Alessandra Buondonno, responsabile della struttura, lo descrive come attento agli altri. Nella casa-famiglia si monitorano le terapie, si segue uno stile di vita adeguato e si presta particolare attenzione all’igiene; poi c’è un’accoglienza di tipo familiare che cerca di resuscitare le dimensioni affettive e relazionali. Ci sono ospiti che non sono autonomi, e Pietro mette al servizio degli altri le sue capacità e il suo cuore.

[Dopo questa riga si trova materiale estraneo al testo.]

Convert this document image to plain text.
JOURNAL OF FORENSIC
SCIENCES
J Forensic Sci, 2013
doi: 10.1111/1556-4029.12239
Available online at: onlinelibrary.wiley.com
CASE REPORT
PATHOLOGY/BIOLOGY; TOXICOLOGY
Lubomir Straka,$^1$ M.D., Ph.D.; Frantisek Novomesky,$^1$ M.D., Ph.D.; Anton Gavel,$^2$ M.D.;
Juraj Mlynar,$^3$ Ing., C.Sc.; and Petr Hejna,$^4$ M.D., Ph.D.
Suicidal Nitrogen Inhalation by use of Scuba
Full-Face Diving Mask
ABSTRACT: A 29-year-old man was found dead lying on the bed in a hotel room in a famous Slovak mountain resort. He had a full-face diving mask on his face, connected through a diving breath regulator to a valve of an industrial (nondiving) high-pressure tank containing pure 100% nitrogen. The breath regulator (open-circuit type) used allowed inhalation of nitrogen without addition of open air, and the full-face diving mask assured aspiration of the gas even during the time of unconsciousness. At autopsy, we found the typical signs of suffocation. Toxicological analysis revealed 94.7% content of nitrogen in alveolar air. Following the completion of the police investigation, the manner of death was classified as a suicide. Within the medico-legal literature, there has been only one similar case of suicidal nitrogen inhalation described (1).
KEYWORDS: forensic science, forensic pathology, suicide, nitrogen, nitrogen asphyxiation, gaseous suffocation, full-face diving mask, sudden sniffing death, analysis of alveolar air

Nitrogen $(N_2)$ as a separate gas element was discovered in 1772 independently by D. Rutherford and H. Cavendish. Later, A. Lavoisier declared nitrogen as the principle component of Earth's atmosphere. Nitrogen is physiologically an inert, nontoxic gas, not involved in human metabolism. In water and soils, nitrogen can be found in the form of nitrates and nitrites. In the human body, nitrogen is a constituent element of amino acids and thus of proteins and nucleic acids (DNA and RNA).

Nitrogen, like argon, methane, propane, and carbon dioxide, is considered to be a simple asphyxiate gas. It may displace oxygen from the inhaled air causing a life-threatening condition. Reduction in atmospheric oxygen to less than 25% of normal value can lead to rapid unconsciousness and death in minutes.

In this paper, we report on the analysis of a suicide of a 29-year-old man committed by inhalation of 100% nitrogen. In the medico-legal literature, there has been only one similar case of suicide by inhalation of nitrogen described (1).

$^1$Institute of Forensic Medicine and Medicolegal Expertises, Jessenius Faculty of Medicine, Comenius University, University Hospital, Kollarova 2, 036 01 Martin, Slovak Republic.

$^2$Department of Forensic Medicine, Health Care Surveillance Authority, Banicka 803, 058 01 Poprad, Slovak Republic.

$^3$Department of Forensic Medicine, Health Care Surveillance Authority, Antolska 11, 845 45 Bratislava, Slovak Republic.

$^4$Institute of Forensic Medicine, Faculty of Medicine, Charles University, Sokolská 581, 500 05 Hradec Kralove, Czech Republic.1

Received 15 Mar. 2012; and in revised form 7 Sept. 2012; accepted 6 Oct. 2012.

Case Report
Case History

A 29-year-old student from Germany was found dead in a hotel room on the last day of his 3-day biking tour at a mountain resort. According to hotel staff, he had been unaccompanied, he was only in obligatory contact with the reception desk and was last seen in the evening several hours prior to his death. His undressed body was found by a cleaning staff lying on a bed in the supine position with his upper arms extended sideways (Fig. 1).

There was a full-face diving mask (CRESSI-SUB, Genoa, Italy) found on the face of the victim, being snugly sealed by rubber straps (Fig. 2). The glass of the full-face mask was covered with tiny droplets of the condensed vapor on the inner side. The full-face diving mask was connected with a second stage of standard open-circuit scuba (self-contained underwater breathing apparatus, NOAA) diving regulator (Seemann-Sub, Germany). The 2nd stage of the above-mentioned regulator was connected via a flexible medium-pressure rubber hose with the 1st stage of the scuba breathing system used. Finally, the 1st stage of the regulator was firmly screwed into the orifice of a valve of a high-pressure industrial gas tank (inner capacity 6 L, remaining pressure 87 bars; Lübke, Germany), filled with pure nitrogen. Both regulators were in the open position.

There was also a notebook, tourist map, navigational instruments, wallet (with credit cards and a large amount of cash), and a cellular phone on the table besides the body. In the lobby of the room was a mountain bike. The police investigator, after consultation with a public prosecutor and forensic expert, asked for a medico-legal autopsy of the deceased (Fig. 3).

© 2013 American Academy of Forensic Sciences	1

“Mi dà fastidio che lo Stato non faccia niente; l’unico che è riuscito a fare qualcosa è un frate”, si lamenta lui, parlando dell’associazione che lo ha aiutato. Poi racconta com’è mutata la sua attitudine alla vita negli ultimi anni: “Prima facevo dei progetti, ora ho imparato a vivere giorno per giorno, mettendo cose belle in ogni singola giornata”.
“Se devo dare dei consigli, direi che ci vuole più attenzione nei rapporti sessuali occasionali, più precauzioni e poi la sincerità: se uno ti vuole bene, ti accetta comunque per quello che sei”.